Machiavelli meninggal dalam usia yang bisa dibilang masih muda, ketika usianya memasuki 58 tahun. Namun kematianya tidak dikutsertakan dengan kematian ide-ide menantang dan kontrovesialnya. Kita bisa katakan bahwa idenya terus dikembangbiakan oleh beberapa pemimpin dunia antara lain Adolf Hitler (1889-1945), Benito Mussolini (1883-1945), Joseph Stalin (1879-1953), dan lainnya. Ketiga tokoh yang disebutkan ini semua kita pasti mengenal dengan baik kisah kepemimpinan mereka. Mereka sangat kuat dalam berkuasa dan bahkan “diktatoris”. Pada masa keemasan mereka rakyat tidak berani menyuarakan tentang keadilan apalagi mengkritik gaya kepimpinan mereka, sebab mereka mempunyai kuasa untuk membunuh atau membiarkan orang itu tetap hidup. Gaya kepemimpinan mereka membuat mereka menjadi sosok yang ditakuti bukan dicintai. Saya merasa tertarik untuk mengulas lebih lanjut bagian terkahir ini. Karena ada kekuatiran munculnya “Hitler”, “Mussolini” dan “Stalin” baru dalam sebuah gaya kepemimpinan saat ini.
Kita melompat sebentar untuk menyimak dan membaca realitas politik kita saat ini. Ada sukacita. Ada harapan. Tapi ada yang lebih dominan yakni situasi kepemimpinan politik yang sangat memprihatinkan.
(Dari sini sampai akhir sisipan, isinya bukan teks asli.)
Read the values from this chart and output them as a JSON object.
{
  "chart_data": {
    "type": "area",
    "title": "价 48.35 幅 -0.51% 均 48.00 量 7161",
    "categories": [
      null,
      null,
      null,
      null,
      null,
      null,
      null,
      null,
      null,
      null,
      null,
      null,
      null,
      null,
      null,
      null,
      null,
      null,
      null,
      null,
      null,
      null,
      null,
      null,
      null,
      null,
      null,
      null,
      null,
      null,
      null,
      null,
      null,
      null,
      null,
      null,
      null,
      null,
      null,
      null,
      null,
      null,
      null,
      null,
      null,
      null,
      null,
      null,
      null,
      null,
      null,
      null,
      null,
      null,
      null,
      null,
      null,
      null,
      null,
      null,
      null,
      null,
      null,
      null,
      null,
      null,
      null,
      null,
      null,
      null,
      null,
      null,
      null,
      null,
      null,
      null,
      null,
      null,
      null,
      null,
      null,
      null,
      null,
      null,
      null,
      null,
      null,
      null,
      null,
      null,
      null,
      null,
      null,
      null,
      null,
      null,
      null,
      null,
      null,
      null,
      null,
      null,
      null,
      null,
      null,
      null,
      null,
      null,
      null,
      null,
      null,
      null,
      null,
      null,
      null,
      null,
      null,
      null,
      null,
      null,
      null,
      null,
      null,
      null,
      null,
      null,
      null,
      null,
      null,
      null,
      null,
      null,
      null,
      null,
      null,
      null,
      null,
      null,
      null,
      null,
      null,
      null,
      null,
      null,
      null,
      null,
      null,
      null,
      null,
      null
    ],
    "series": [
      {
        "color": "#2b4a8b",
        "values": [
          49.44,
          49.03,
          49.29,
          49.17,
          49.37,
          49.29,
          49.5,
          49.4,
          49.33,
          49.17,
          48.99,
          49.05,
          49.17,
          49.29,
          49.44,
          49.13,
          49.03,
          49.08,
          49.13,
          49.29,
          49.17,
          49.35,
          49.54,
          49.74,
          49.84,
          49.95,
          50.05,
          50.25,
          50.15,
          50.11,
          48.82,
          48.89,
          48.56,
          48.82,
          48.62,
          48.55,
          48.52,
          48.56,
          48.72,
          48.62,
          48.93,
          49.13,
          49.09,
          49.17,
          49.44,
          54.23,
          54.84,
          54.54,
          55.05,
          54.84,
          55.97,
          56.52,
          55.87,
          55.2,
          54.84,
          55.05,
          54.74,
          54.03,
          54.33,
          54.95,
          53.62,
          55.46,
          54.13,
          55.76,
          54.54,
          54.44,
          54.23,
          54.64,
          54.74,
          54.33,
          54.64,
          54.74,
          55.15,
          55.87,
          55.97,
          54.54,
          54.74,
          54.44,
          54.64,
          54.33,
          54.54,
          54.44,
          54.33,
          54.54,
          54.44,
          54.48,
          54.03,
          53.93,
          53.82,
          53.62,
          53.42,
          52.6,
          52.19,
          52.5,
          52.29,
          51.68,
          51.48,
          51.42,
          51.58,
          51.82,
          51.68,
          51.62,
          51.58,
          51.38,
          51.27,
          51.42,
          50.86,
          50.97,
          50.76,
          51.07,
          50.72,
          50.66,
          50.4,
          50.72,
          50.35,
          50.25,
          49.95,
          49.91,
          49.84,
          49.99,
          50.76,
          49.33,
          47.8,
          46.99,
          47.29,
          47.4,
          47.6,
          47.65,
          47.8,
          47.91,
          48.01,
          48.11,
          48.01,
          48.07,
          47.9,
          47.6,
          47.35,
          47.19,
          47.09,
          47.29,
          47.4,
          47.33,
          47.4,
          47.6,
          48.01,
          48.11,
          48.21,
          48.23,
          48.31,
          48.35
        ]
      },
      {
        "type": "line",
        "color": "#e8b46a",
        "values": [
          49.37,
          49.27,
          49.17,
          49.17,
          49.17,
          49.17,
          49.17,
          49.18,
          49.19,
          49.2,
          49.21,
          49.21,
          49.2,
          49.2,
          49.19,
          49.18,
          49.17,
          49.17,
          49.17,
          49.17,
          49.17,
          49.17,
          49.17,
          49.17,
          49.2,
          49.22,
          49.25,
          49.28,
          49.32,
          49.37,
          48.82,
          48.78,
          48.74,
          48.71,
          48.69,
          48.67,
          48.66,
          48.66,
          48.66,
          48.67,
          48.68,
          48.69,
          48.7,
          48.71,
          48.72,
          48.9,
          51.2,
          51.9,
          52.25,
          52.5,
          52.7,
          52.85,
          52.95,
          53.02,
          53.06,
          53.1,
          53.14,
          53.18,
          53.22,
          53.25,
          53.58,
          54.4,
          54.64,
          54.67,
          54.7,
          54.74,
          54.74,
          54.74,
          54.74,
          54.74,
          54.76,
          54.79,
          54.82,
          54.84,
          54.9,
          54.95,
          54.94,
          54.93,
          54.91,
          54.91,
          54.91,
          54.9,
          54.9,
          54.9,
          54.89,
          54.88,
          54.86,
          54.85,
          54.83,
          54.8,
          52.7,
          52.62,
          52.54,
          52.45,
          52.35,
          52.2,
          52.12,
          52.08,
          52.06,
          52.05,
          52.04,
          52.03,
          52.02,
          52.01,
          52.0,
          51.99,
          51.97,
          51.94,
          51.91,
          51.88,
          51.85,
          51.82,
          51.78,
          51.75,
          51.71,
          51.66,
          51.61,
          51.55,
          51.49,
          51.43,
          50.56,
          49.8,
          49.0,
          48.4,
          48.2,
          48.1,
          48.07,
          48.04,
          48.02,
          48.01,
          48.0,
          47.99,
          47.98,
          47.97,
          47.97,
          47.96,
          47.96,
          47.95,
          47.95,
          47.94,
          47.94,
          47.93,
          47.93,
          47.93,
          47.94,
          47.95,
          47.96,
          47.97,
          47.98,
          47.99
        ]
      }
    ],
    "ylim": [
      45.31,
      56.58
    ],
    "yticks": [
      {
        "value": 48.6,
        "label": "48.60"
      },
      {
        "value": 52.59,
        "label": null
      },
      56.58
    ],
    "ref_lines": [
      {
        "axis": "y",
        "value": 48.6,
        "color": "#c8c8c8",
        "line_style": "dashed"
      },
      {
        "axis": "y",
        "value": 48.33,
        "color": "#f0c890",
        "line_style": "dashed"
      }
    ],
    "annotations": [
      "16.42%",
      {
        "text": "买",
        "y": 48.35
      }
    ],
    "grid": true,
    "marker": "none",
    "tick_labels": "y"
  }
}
Mudah untuk mengidentifikasinya: Rakyat ditipu: janji manis saat kampanye yang dengan mudah diingkari, retorika dengan polesan kata-kata indah untuk menutupi banyak kekurangan dan kebusukan, bangunan dinasti politik yang menjamur, gaya kepemimpinan “Boss” yang tidak hanya berpangku tangan tapi juga kakinya menyaksikan kesusahan, kelaparan, penderitaan rakyatnya, dan tidak pernah turun dari zona nyaman untuk bersama rakyatnya menderita dan mencari jalan keluar. Kesejahteraan rakyat dinomorduakan dan menomor satukan kebutuhan pribadi atau golongannya. Monster pengganggu negara (Provinsi, Kabupaten, Kecamatan dan Desa) yang masih bertahan hidup sampai sekarang adalah korupsi dan dua saudara kembarnya: kolusi dan nepotisme. Ketiga monster bersaudara ini menjadi momok yang paling menakutkan di bumi nusantara ini. Data Operasi Tangkap Tangan KPK menjadi acuan kita untuk bisa mengatakan bahwa banyak pemimpin yang hanya berdiam ketika melihat praktek busuk ini dan ada yang mendukung pencuri-pencuri uang rakyat itu berkeliaran, atau bahkan mereka sendiri menjadi aktor utama yang bermain dalam praktek memuakkan ini. Saya merasa bahwa seorang pemimpin entah itu Presiden, Gubernur, Bupati dan lainnya harus punya moralitas politik yang terorientasi pada kesejahtraan rakyat. Seorang pemimpin yang baik adalah pemimpin yang tidak ingin namanya terkenal, tidak pernah takut akan hukuman jika ingin memperjuangkan keadilan dan kesejateraan rakyat dan tidak pernah berhenti untuk membawa inovasi kepada rakyatnya menuju kesejateraan. Seorang pemimpin harus berpegang pada prinsip bonum populi suprema lex (kesejahteraan rakyat adalah hukum tertinggi).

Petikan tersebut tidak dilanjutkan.